17 de novembro de 2009

Cinderela Tingida


Patricia M.


Quando abri os olhos, percebi o ambiente. Eu estava desmaiada de verdade. Meus olhos procuraram o relógio de pulso na cabeceira e o abajour de gatinhos. Não vi nada disso. Deitada numa cama enorme num quarto estranho. Virei o corpo com dificuldade e havia uma mulher nua, dormindo na cama, ao meu lado. Ela ressonava baixinho e parecia estar em outra galáxia. Eu também estava nua e minhas roupas estavam pelo chão. E não estava em outra galáxia.

Posso escrever uma tese sobre roupas perdidas na hora do tesão. Porque quando a gente faz amor ou trepa com alguém, as roupas ficam espalhadas, amarrotadas e enrugadas. E esse é o tesão da história. Dá vontade de fumar na janela e tomar cerveja. Em motel é impossível, não curto esse ambiente. Prefiro sofás, chão, tapetes e camas normais.
Onde eu estava ? Onde eu estava ? De repente, o frigobar deu um estrondo e eu fiquei assustada. Eu estava num motel. Minha cabeça e meu estômago giraram com força, e quase que minhas tripas saíram pela boca. Corri para o banheiro e o jato de vômito caiu direto no espelho e na pia. Vomitei litros de bile. Estava tão zonza , que bati com a cabeça no canto da pia. Um enjôo violento. Estava sem nenhuma coordenação motora.
Gemi de dor bem alto e morri de medo de morrer alí naquele cubículo gelado. Banho !
Não, nunca tinha visto aquela mulher que dormia , semi-desmaiada.

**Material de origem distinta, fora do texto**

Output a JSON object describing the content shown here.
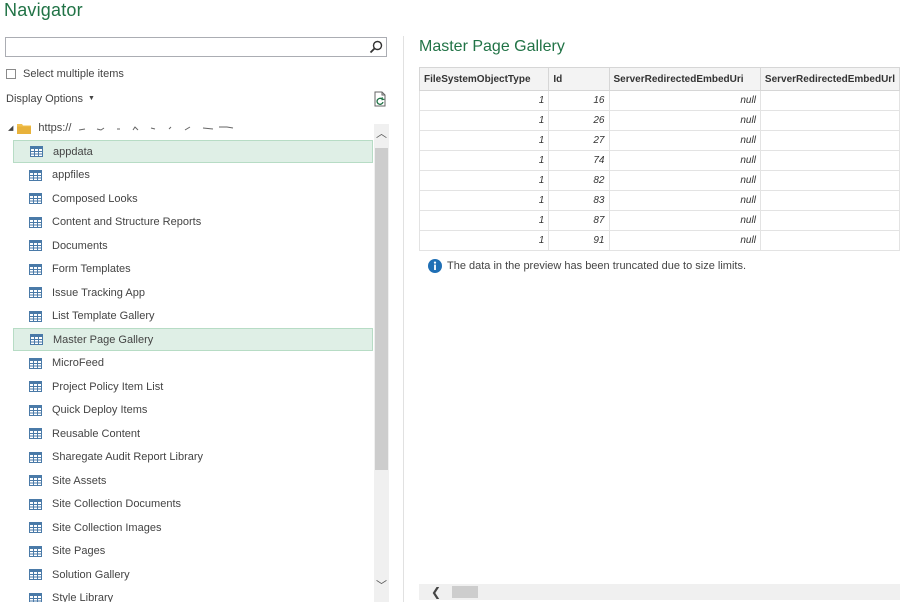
{
  "window": {
    "title": "Navigator"
  },
  "search": {
    "value": "",
    "placeholder": ""
  },
  "select_multiple": {
    "label": "Select multiple items",
    "checked": false
  },
  "display_options": {
    "label": "Display Options"
  },
  "tree": {
    "root": {
      "label": "https://"
    },
    "items": [
      {
        "label": "appdata",
        "state": "hover"
      },
      {
        "label": "appfiles"
      },
      {
        "label": "Composed Looks"
      },
      {
        "label": "Content and Structure Reports"
      },
      {
        "label": "Documents"
      },
      {
        "label": "Form Templates"
      },
      {
        "label": "Issue Tracking App"
      },
      {
        "label": "List Template Gallery"
      },
      {
        "label": "Master Page Gallery",
        "state": "selected"
      },
      {
        "label": "MicroFeed"
      },
      {
        "label": "Project Policy Item List"
      },
      {
        "label": "Quick Deploy Items"
      },
      {
        "label": "Reusable Content"
      },
      {
        "label": "Sharegate Audit Report Library"
      },
      {
        "label": "Site Assets"
      },
      {
        "label": "Site Collection Documents"
      },
      {
        "label": "Site Collection Images"
      },
      {
        "label": "Site Pages"
      },
      {
        "label": "Solution Gallery"
      },
      {
        "label": "Style Library"
      }
    ]
  },
  "preview": {
    "title": "Master Page Gallery",
    "columns": [
      "FileSystemObjectType",
      "Id",
      "ServerRedirectedEmbedUri",
      "ServerRedirectedEmbedUrl"
    ],
    "rows": [
      [
        "1",
        "16",
        "null",
        ""
      ],
      [
        "1",
        "26",
        "null",
        ""
      ],
      [
        "1",
        "27",
        "null",
        ""
      ],
      [
        "1",
        "74",
        "null",
        ""
      ],
      [
        "1",
        "82",
        "null",
        ""
      ],
      [
        "1",
        "83",
        "null",
        ""
      ],
      [
        "1",
        "87",
        "null",
        ""
      ],
      [
        "1",
        "91",
        "null",
        ""
      ]
    ],
    "truncated_message": "The data in the preview has been truncated due to size limits."
  },
  "colors": {
    "accent": "#217346",
    "selected_bg": "#dfefe6",
    "info": "#1f6fb5"
  }
}
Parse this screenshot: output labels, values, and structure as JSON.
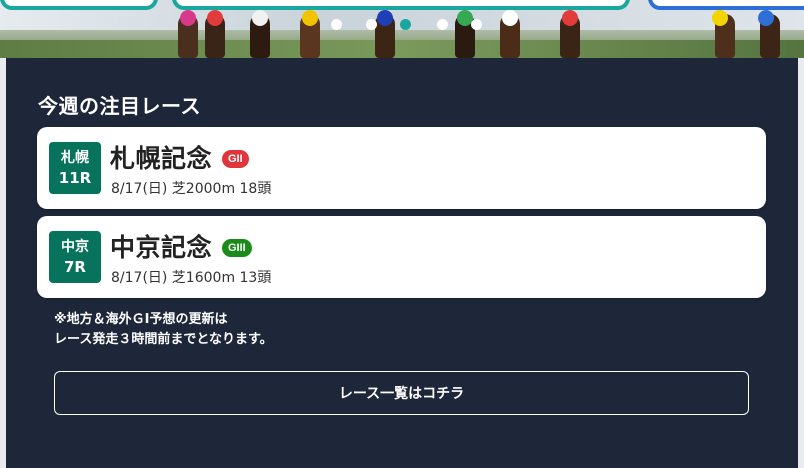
{
  "hero": {
    "slide_indicator": {
      "count": 5,
      "active_index": 2
    }
  },
  "section": {
    "title": "今週の注目レース"
  },
  "races": [
    {
      "venue": "札幌",
      "race_no": "11R",
      "name": "札幌記念",
      "grade": "GII",
      "grade_color": "#e0363b",
      "meta": "8/17(日) 芝2000m 18頭"
    },
    {
      "venue": "中京",
      "race_no": "7R",
      "name": "中京記念",
      "grade": "GIII",
      "grade_color": "#1b8c1b",
      "meta": "8/17(日) 芝1600m 13頭"
    }
  ],
  "notice": {
    "line1": "※地方＆海外ＧⅠ予想の更新は",
    "line2": "レース発走３時間前までとなります。"
  },
  "cta": {
    "label": "レース一覧はコチラ"
  },
  "colors": {
    "panel_bg": "#1d2739",
    "badge_bg": "#07735c",
    "accent_teal": "#1aa7a0"
  }
}
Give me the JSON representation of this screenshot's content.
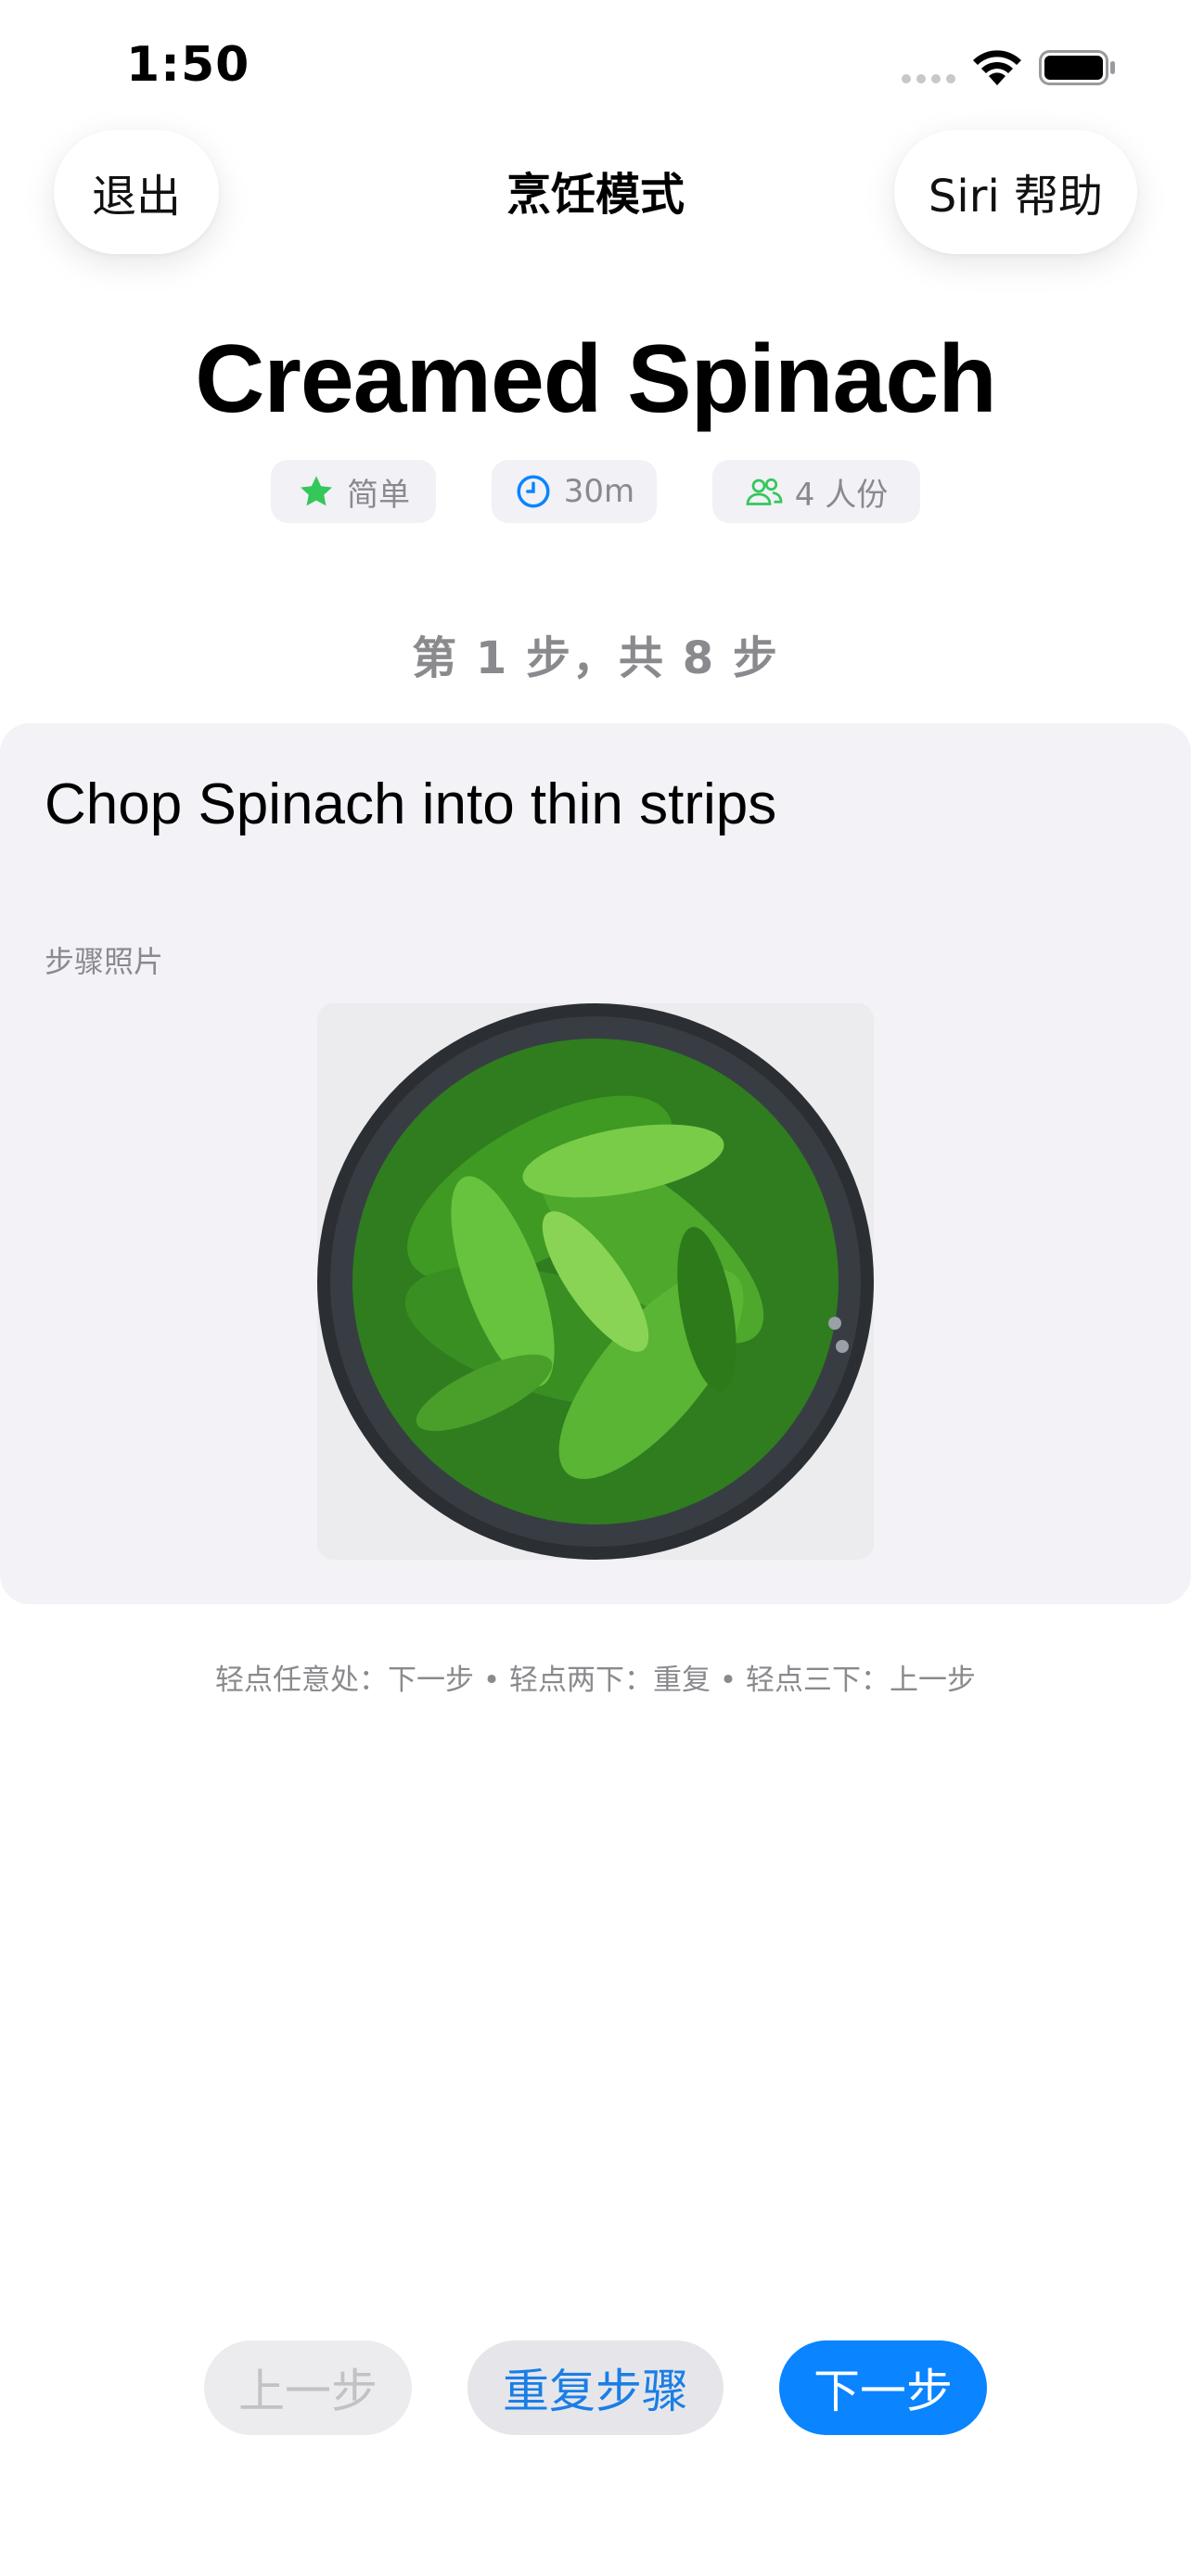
{
  "status": {
    "time": "1:50"
  },
  "nav": {
    "exit_label": "退出",
    "title": "烹饪模式",
    "siri_label": "Siri 帮助"
  },
  "recipe": {
    "title": "Creamed Spinach",
    "difficulty": "简单",
    "time": "30m",
    "servings": "4 人份"
  },
  "step": {
    "indicator": "第 1 步，共 8 步",
    "text": "Chop Spinach into thin strips",
    "photo_label": "步骤照片"
  },
  "hint": "轻点任意处：下一步 • 轻点两下：重复 • 轻点三下：上一步",
  "controls": {
    "prev_label": "上一步",
    "repeat_label": "重复步骤",
    "next_label": "下一步"
  },
  "colors": {
    "accent": "#0A84FF",
    "star": "#34C759",
    "time_icon": "#0A84FF",
    "people_icon": "#34C759",
    "card_bg": "#F2F2F7"
  }
}
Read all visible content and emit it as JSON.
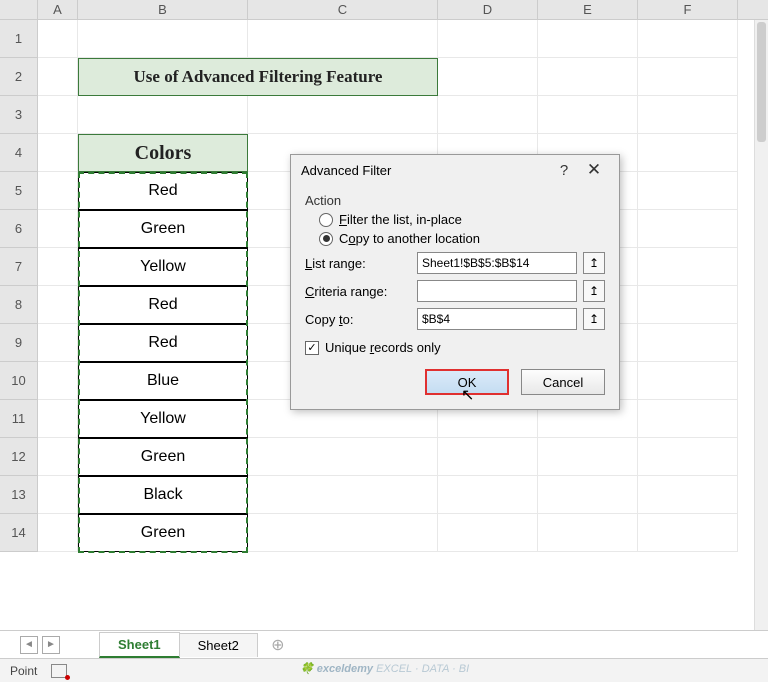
{
  "columns": [
    "A",
    "B",
    "C",
    "D",
    "E",
    "F"
  ],
  "rows": [
    "1",
    "2",
    "3",
    "4",
    "5",
    "6",
    "7",
    "8",
    "9",
    "10",
    "11",
    "12",
    "13",
    "14"
  ],
  "title_cell": "Use of Advanced Filtering Feature",
  "header_cell": "Colors",
  "data_values": [
    "Red",
    "Green",
    "Yellow",
    "Red",
    "Red",
    "Blue",
    "Yellow",
    "Green",
    "Black",
    "Green"
  ],
  "dialog": {
    "title": "Advanced Filter",
    "help": "?",
    "close": "✕",
    "action_label": "Action",
    "radio1": "Filter the list, in-place",
    "radio2": "Copy to another location",
    "list_range_label": "List range:",
    "list_range_value": "Sheet1!$B$5:$B$14",
    "criteria_label": "Criteria range:",
    "criteria_value": "",
    "copyto_label": "Copy to:",
    "copyto_value": "$B$4",
    "unique_label": "Unique records only",
    "ok": "OK",
    "cancel": "Cancel"
  },
  "tabs": {
    "sheet1": "Sheet1",
    "sheet2": "Sheet2"
  },
  "status": {
    "mode": "Point"
  },
  "watermark": {
    "brand": "exceldemy",
    "tag": " EXCEL · DATA · BI"
  }
}
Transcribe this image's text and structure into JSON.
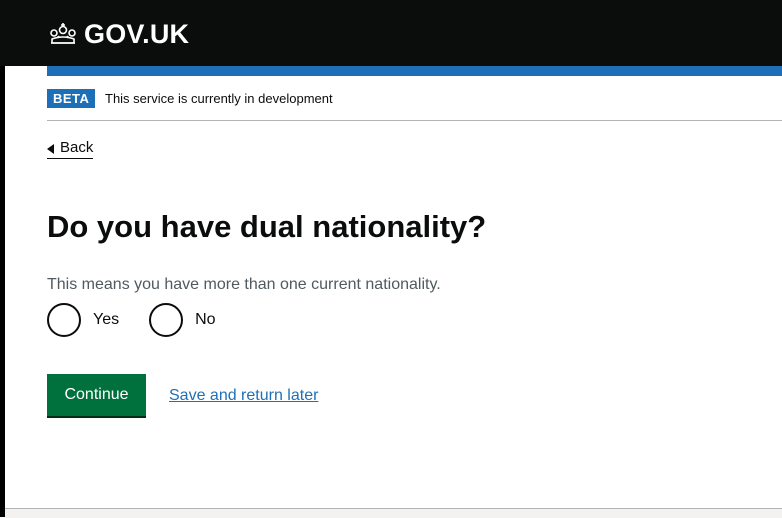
{
  "header": {
    "logo_text": "GOV.UK",
    "logo_icon": "crown-icon"
  },
  "phase_banner": {
    "tag": "BETA",
    "text": "This service is currently in development"
  },
  "back_link": {
    "label": "Back"
  },
  "question": {
    "heading": "Do you have dual nationality?",
    "hint": "This means you have more than one current nationality.",
    "options": [
      {
        "label": "Yes",
        "selected": false
      },
      {
        "label": "No",
        "selected": false
      }
    ]
  },
  "actions": {
    "continue_label": "Continue",
    "save_label": "Save and return later"
  },
  "colors": {
    "header_bg": "#0b0c0c",
    "brand_blue": "#1d70b8",
    "button_green": "#00703c",
    "link_blue": "#1d70b8",
    "hint_grey": "#505a5f"
  }
}
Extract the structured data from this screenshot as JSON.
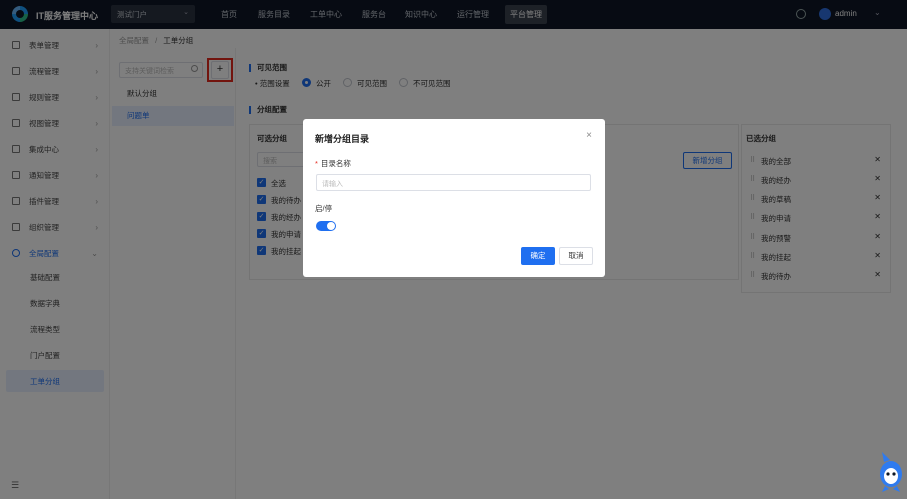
{
  "topbar": {
    "app_title": "IT服务管理中心",
    "portal_select": "测试门户",
    "nav": [
      "首页",
      "服务目录",
      "工单中心",
      "服务台",
      "知识中心",
      "运行管理",
      "平台管理"
    ],
    "active_nav": "平台管理",
    "user": "admin"
  },
  "sidebar": {
    "items": [
      {
        "label": "表单管理",
        "icon": "form-icon"
      },
      {
        "label": "流程管理",
        "icon": "flow-icon"
      },
      {
        "label": "规则管理",
        "icon": "rule-icon"
      },
      {
        "label": "视图管理",
        "icon": "view-icon"
      },
      {
        "label": "集成中心",
        "icon": "integration-icon"
      },
      {
        "label": "通知管理",
        "icon": "bell-icon"
      },
      {
        "label": "插件管理",
        "icon": "plugin-icon"
      },
      {
        "label": "组织管理",
        "icon": "org-icon"
      },
      {
        "label": "全局配置",
        "icon": "settings-icon"
      }
    ],
    "sub_items": [
      "基础配置",
      "数据字典",
      "流程类型",
      "门户配置",
      "工单分组"
    ],
    "active_sub": "工单分组"
  },
  "breadcrumb": {
    "parent": "全局配置",
    "sep": "/",
    "current": "工单分组"
  },
  "group_panel": {
    "search_placeholder": "支持关键词检索",
    "add_label": "+",
    "groups": [
      "默认分组",
      "问题单"
    ],
    "active_group": "问题单"
  },
  "visible_range": {
    "section_title": "可见范围",
    "field_label": "• 范围设置",
    "options": [
      "公开",
      "可见范围",
      "不可见范围"
    ],
    "selected": "公开"
  },
  "group_config": {
    "section_title": "分组配置",
    "available_title": "可选分组",
    "search_placeholder": "搜索",
    "new_group_button": "新增分组",
    "available_items": [
      "全选",
      "我的待办",
      "我的经办",
      "我的申请",
      "我的挂起"
    ],
    "selected_title": "已选分组",
    "selected_items": [
      "我的全部",
      "我的经办",
      "我的草稿",
      "我的申请",
      "我的预警",
      "我的挂起",
      "我的待办"
    ]
  },
  "modal": {
    "title": "新增分组目录",
    "close": "×",
    "name_label": "目录名称",
    "required_mark": "*",
    "name_placeholder": "请输入",
    "toggle_label": "启/停",
    "toggle_on": true,
    "ok_button": "确定",
    "cancel_button": "取消"
  },
  "colors": {
    "accent": "#1f6ff0",
    "topbar": "#0e1726",
    "highlight_ring": "#e5291d"
  }
}
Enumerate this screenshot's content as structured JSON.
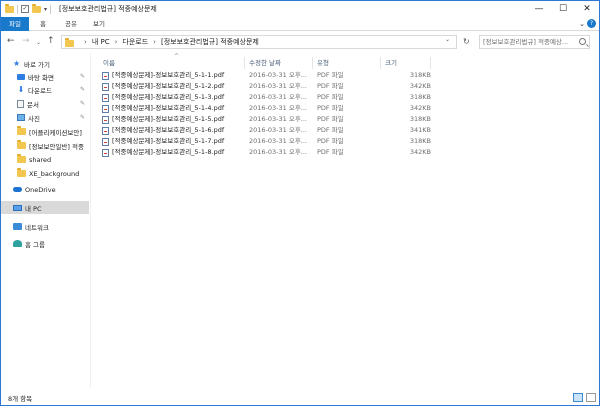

Só lembro da madrugada, entrei na Lôka com um amigo para dançar até cair e só.Girei , rodopiei, dancei, suei, tomei um comprimido, bebi montes de drinks infernais. Acordei no motel com uma mulher desconhecida. Chequei a mochila: carteira com RG, dez reais , batom , espelho, carteirinha de cinema , caixa de coloração para cabelo da L'Oreal , chicletes, mp3 , celular com pouca bateria e o livro da faculdade para trabalho, Ana Karenina. Uma roubada a história, setecentas páginas. A coitada se mata por causa do Conde. Mas começa numa levada tão boa e verdadeira que não consegui parar de ler.
Todas as famílias são parecidas entre si, as infelizes são infelizes cada uma a sua maneira. Nada mais certo, não é mesmo ?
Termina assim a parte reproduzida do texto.